The fact that leaders still find in a 1992 step enough ammunition to validate the argument that there are enough women in 2019 is in itself a mark of how hackneyed India's political language is.
It is also a mark of how the country is prepared to "allow" women their justified reservation in the lowest levels of political representation but has stalled when it comes to allowing the Women’s Reservation Bill which aims to reserve one-third of all seats not only in the state legislative assemblies but also in the Lok Sabha, the country's second highest representative body.
This Bill too was only introduced by the United Progressive Alliance government in 2008. It has never been passed by any edition of the Lok Sabha since.
A call to do this was made in 2018 by the very man of the hour, Naveen Patnaik. Naveen, along with Congress chief Rahul Gandhi, is known for writing repeated letters to the Prime Minister, asking that he allow 33 percent reservation of women.
Immensely happy to see All India Trinamool Congress led by @MamataOfficial nominate over one-third #women candidates for ensuing #LokSabhaElections2019. With the gathering momentum, India could see a sea change in electoral & development domain https://t.co/5DCMvSyAzS
— Naveen Patnaik (@Naveen_Odisha) March 12, 2019
Naveen's BJD is a party popular to women, of whom there are 979 for every 1,000 men (according to the 2011 Census) in the state. Even in a state with an overwhelmingly rural population, women are key participants in the electoral process, often seen outnumbering the men in political rallies. They form an essential part of the electorate Naveen must be hoping to harness for a fifth stint as Odisha chief minister.
Notably, the Mission Shakti convention where Naveen made the announcement of allotting 33 percent of the Lok Sabha tickets to women was in Kendrapada, a significant district in his political journey that was earlier represented by Baijayant Panda -- a BJD co-founder Naveen had suspended and who is now BJP vice-president.
Also worthy of noting would be the fact that Naveen has not extended the 33 percent promise to women candidates looking to fight the 147 seats of the Odisha Assembly. For a regional party like the BJD, one can argue, it is the Assembly that is the mainstay of its political hopes, not the Lok Sabha.
One must assume that Naveen is an honourable man. Yet there is little that he does without political purpose and the timing of his tickets-to-women announcement does reek of his particular ambition in these polls. In Naveen's own cabinet, there are only two women -- Planning and Convergence, Skill Development and Technical Education minister Usha Devi and Handlooms, Textiles and Handicrafts minister Snehangini Chhuria. This is a truth Naveen has not changed in the nearly two decades he has spent as chief minister.

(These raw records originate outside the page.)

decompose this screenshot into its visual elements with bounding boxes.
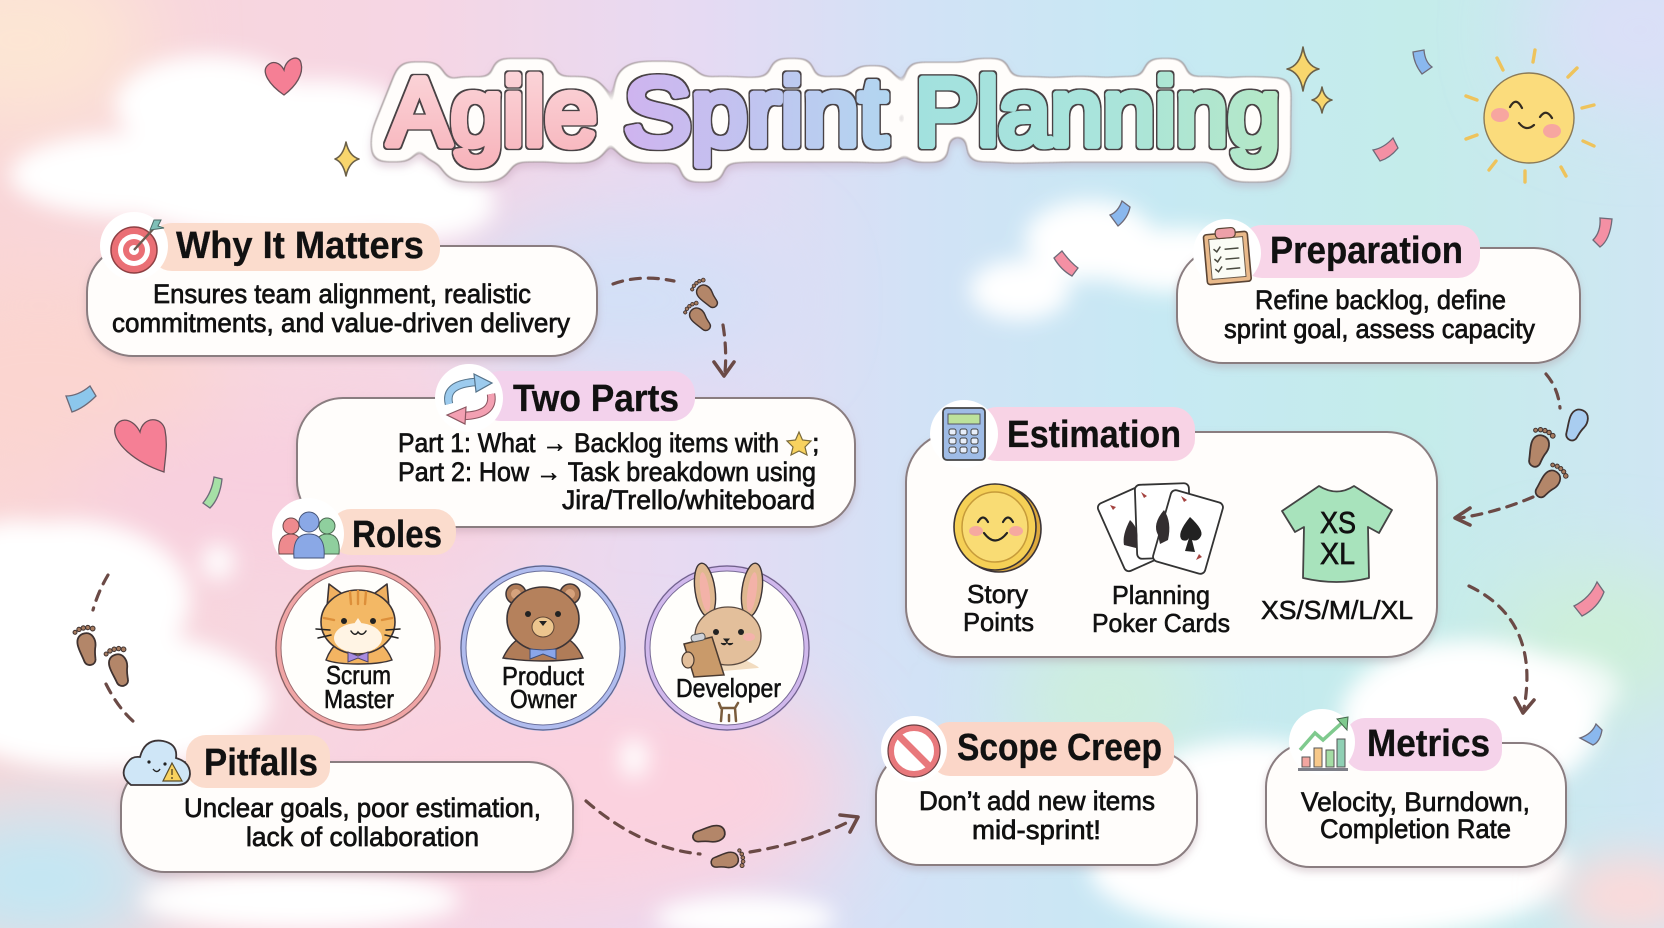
icon: target with arrow bbox=[100, 212, 168, 280]
text: Pitfalls body bbox=[184, 793, 541, 852]
text: Pitfalls body: Unclear goals, poor estimation, bbox=[184, 793, 541, 823]
label: XS/S/M/L/XL: XS/S/M/L/XL bbox=[1261, 595, 1413, 625]
heading pill: Scope Creep bbox=[930, 722, 1174, 776]
icon: green t-shirt bbox=[1282, 486, 1392, 582]
label: XS XL on shirt: XL bbox=[1320, 536, 1355, 571]
text: Two Parts body: Part 2: How → Task breakdown using bbox=[398, 457, 816, 487]
item: Planning Poker Cards bbox=[1092, 483, 1230, 638]
heading pill: Two Parts: Two Parts bbox=[513, 378, 679, 420]
text: Two Parts body: Part 1: What → Backlog items with bbox=[398, 428, 779, 458]
panel: Pitfalls bbox=[121, 735, 573, 872]
text: Metrics body bbox=[1301, 787, 1530, 844]
icon: three people bbox=[272, 498, 344, 570]
heading pill: Preparation bbox=[1240, 225, 1480, 278]
icon: gold star bbox=[787, 432, 811, 455]
decorations: sparkles bbox=[335, 47, 1332, 176]
icon: cloud with warning bbox=[124, 741, 190, 785]
label: Scrum Master: Master bbox=[324, 684, 394, 714]
text: Why It Matters body bbox=[112, 279, 570, 338]
label: Story Points: Points bbox=[963, 607, 1034, 637]
label: Story Points: Story bbox=[967, 579, 1028, 609]
text: Pitfalls body: lack of collaboration bbox=[246, 822, 479, 852]
decorations: hearts bbox=[115, 58, 302, 472]
heading pill: Two Parts bbox=[478, 371, 695, 421]
panel: Two Parts bbox=[297, 364, 855, 527]
label: Planning Poker Cards: Planning bbox=[1112, 580, 1210, 610]
heading pill: Estimation bbox=[975, 407, 1195, 461]
text: Two Parts body: ; bbox=[812, 428, 820, 458]
illustration: bear bbox=[503, 584, 583, 661]
text: Scope Creep body: mid-sprint! bbox=[972, 815, 1101, 845]
label: XS XL on shirt: XS bbox=[1320, 505, 1356, 540]
panel: Estimation bbox=[906, 400, 1437, 657]
text: Preparation body bbox=[1224, 285, 1535, 344]
title: Agile Sprint Planning: Agile bbox=[388, 59, 597, 166]
icon: small deer figure bbox=[719, 703, 738, 721]
label: Developer: Developer bbox=[676, 673, 781, 703]
arrow: Why It Matters to Two Parts bbox=[613, 276, 734, 376]
item: Story Points coin bbox=[954, 484, 1041, 637]
text: Scope Creep body bbox=[919, 786, 1155, 845]
arrow: Pitfalls to Scope Creep bbox=[586, 801, 858, 873]
text: Scope Creep body: Don’t add new items bbox=[919, 786, 1155, 816]
illustration: cat bbox=[316, 584, 400, 664]
panel: Preparation bbox=[1177, 219, 1580, 363]
arrow: Roles to Pitfalls footprints bbox=[72, 575, 135, 722]
label: Product Owner: Product bbox=[502, 661, 585, 691]
heading pill: Pitfalls: Pitfalls bbox=[204, 742, 318, 784]
heading pill: Why It Matters: Why It Matters bbox=[176, 225, 424, 267]
icon: calculator bbox=[930, 400, 998, 468]
icon: growth chart bbox=[1289, 709, 1355, 775]
heading pill: Roles: Roles bbox=[352, 514, 442, 556]
cards: three spades bbox=[1096, 483, 1224, 575]
badge: Product Owner bear bbox=[461, 566, 625, 730]
label: Story Points bbox=[963, 579, 1034, 637]
item: T-shirt sizes bbox=[1261, 486, 1413, 625]
heading pill: Metrics bbox=[1345, 718, 1502, 771]
panel: Metrics bbox=[1266, 709, 1566, 867]
heading pill: Preparation: Preparation bbox=[1270, 230, 1463, 272]
arrow: Estimation to Metrics bbox=[1469, 586, 1534, 713]
illustration: rabbit with clipboard bbox=[682, 562, 766, 677]
icon: smiling sun bbox=[1466, 50, 1594, 182]
badge: Scrum Master cat bbox=[276, 566, 440, 730]
label: Scrum Master: Scrum bbox=[326, 660, 391, 690]
text: Preparation body: sprint goal, assess capacity bbox=[1224, 314, 1535, 344]
heading pill: Pitfalls bbox=[186, 735, 330, 788]
title: Agile Sprint Planning: Planning bbox=[915, 59, 1280, 166]
arrow: Preparation to Estimation bbox=[1455, 374, 1591, 525]
panel: Why It Matters bbox=[87, 212, 597, 356]
text: Two Parts body: Jira/Trello/whiteboard bbox=[562, 485, 815, 515]
label: Planning Poker Cards: Poker Cards bbox=[1092, 608, 1230, 638]
text: Preparation body: Refine backlog, define bbox=[1255, 285, 1506, 315]
text: Two Parts body bbox=[398, 428, 820, 515]
icon: two circular arrows bbox=[435, 364, 503, 432]
panel: Scope Creep bbox=[876, 716, 1197, 865]
label: Product Owner: Owner bbox=[510, 684, 577, 714]
heading pill: Scope Creep: Scope Creep bbox=[957, 727, 1162, 769]
label: XS XL on shirt bbox=[1320, 505, 1356, 571]
decorations: confetti bbox=[66, 50, 1612, 745]
badge: Developer rabbit bbox=[645, 562, 809, 730]
icon: prohibited sign bbox=[881, 716, 947, 782]
icon: clipboard checklist bbox=[1193, 219, 1261, 287]
heading pill: Estimation: Estimation bbox=[1007, 414, 1181, 456]
title: Agile Sprint Planning bbox=[388, 59, 1280, 166]
panel: Roles bbox=[272, 498, 456, 570]
label: Planning Poker Cards bbox=[1092, 580, 1230, 638]
title: Agile Sprint Planning: Sprint bbox=[624, 59, 887, 166]
text: Why It Matters body: Ensures team alignment, realistic bbox=[153, 279, 531, 309]
label: Product Owner bbox=[502, 661, 585, 714]
text: Why It Matters body: commitments, and value-driven delivery bbox=[112, 308, 570, 338]
label: Scrum Master bbox=[324, 660, 394, 714]
text: Metrics body: Velocity, Burndown, bbox=[1301, 787, 1530, 817]
heading pill: Metrics: Metrics bbox=[1367, 723, 1490, 765]
text: Metrics body: Completion Rate bbox=[1320, 814, 1511, 844]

In Mamata Banerjee's cabinet, the headcount of women, barring herself, is three. Minister of State (independent charge) of Technical Education Ashima Patra, Minister of State for Backward Classes Sandhya Rani Tudu and Minister of State (independent charge) of Housing and Health and Family Welfare, Chandrima Bhattacharya.
In her famous 41-percent-women-laden candidates' list are two mainstream Bengali film actors and a former actor who have never performed any significant political role before now. One can argue that populism is Mamata's age old poll bank (the TMC's Ghatal MP Deepak Adhikari is a popular actor with two percent attendance in the Lok Sabha) but it nonetheless makes her list an incomplete one when it comes to representation of women from all avenues of life.
When it comes to political power, women are vastly, shamefully outnumbered by men, accounting for less than seven percent of the world's leaders and only 24 percent of lawmakers, according to the latest statistics. In India, similar figures reflect a path yet to be charted.